Theories about the causes of rosacea
While the precise cause of rosacea remains a mystery, researchers believe that heredity and environmental factors are to blame. One possible explanation given is that something causes the blood vessels to swell. The result, these scientists believe, is the flushing and redness characteristic of rosacea.

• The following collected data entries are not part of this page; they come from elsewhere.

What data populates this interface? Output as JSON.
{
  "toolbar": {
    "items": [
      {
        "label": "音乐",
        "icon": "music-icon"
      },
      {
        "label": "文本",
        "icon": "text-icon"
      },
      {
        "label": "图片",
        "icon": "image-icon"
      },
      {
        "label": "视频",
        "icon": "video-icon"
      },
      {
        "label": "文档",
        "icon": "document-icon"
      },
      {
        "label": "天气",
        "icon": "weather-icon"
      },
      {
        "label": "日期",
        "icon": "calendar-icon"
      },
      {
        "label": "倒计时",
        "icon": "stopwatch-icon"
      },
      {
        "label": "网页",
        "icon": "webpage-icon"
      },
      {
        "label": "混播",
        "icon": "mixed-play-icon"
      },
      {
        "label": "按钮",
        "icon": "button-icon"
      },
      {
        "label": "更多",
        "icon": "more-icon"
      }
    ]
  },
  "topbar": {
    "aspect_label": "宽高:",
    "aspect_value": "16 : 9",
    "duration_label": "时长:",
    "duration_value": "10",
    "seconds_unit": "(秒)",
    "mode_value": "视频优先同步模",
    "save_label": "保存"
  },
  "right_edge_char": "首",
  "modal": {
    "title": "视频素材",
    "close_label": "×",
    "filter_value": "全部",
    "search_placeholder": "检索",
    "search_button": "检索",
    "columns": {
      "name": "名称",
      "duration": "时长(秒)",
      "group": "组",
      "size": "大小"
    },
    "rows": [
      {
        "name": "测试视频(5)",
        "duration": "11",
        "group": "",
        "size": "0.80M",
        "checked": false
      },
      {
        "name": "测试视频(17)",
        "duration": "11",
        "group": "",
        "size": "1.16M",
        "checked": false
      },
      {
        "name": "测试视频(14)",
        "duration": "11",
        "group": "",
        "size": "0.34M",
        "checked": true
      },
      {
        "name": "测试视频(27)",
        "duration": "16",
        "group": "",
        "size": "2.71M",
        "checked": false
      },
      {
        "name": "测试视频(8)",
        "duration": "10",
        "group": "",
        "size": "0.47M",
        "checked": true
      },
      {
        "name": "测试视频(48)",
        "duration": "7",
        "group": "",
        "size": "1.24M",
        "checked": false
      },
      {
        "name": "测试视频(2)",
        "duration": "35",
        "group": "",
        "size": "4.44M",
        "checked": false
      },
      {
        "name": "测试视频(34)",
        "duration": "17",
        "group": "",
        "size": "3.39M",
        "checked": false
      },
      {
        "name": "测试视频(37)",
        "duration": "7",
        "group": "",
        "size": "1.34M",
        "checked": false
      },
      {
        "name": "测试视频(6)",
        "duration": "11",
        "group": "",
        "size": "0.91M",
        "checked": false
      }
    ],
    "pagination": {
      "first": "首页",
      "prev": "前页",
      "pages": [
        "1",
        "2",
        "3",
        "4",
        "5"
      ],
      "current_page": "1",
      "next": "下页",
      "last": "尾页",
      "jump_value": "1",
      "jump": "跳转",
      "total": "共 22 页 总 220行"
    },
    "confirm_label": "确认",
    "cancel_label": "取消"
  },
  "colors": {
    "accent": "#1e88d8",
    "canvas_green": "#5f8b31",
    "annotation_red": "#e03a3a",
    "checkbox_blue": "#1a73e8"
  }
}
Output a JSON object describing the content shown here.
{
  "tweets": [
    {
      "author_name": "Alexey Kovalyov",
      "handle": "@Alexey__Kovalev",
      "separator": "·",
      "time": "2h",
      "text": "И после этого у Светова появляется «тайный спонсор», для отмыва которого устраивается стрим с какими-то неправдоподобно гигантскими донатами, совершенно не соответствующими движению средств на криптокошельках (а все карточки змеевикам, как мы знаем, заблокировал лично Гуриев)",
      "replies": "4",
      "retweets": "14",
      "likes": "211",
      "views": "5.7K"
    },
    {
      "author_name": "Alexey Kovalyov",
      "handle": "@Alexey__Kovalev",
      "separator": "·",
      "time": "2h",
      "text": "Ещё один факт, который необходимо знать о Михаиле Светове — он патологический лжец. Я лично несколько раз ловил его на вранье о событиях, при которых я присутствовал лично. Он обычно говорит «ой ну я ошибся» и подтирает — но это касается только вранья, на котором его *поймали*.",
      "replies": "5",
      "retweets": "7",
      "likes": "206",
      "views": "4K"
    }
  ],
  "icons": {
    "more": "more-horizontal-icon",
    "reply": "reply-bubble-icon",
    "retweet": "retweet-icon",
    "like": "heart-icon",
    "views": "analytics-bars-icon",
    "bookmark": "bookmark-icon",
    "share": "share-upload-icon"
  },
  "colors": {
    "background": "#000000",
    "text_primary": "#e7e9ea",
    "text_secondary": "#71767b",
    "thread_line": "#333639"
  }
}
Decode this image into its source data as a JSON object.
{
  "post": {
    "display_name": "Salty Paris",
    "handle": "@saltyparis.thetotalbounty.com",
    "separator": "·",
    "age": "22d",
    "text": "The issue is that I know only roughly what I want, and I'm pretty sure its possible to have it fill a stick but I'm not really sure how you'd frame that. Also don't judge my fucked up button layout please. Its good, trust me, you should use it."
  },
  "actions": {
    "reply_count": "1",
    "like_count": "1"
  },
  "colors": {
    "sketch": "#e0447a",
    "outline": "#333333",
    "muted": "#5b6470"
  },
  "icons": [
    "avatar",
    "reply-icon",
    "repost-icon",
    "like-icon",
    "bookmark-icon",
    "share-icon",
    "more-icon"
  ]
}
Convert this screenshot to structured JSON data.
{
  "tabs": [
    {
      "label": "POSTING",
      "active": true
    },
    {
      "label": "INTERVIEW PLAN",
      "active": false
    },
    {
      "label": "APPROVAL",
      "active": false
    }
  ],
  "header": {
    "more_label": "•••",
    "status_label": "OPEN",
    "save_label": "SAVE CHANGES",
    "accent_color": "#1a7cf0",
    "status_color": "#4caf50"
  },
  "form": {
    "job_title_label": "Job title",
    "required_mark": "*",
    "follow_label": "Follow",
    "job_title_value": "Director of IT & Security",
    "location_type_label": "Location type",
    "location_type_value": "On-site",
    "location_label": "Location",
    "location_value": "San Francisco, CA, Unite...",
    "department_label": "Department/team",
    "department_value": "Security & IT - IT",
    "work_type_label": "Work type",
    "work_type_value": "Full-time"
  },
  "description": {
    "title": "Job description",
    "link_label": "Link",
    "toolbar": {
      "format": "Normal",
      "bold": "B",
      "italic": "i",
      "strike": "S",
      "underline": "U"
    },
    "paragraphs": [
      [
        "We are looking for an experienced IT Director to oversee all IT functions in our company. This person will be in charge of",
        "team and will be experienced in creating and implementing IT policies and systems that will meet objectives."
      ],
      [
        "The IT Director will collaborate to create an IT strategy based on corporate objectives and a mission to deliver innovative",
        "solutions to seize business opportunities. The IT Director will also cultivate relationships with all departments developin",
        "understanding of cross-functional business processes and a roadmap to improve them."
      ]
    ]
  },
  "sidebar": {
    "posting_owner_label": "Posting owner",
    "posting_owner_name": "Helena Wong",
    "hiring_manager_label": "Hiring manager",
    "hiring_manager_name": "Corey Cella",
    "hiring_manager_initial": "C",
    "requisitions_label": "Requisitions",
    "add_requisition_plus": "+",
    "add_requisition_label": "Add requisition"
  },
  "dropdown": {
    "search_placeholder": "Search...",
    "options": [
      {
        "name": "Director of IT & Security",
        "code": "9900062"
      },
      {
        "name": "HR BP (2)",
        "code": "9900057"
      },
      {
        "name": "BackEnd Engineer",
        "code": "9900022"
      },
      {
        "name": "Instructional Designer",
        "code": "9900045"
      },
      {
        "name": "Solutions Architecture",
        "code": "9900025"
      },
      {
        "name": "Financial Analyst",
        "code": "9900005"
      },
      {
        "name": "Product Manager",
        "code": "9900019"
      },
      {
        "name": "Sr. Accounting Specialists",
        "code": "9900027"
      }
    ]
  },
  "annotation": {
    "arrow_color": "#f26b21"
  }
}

Another theory is that a mite that lives in hair follicles, called Demodex folliculorum, could be a cause of rosacea. The belief is that the mites, which clog oil glands, lead to the inflammation seen in rosacea. Others believe that a bacterium that causes intestinal infection, called Helicobacter pylori, might be a cause. The immune system also has been implicated as playing a role in rosacea's development.
Who gets rosacea?
Adults, especially those between 30 and 50 years of age, are the most likely to suffer from rosacea. It occurs most often in people with lighter skin, such as those with blonde hair and blue eyes, but can affect people of any skin type. And while women are afflicted more often than their male counterparts, men frequently get more severe forms of rosacea.
When people with rosacea think about their pasts, they often remember flushing or blushing more easily than most. In many cases, rosacea is passed on in families. Some equate rosacea with alcoholism, and while drinking alcohol can worsen its symptoms, even those who don't drink can develop rosacea.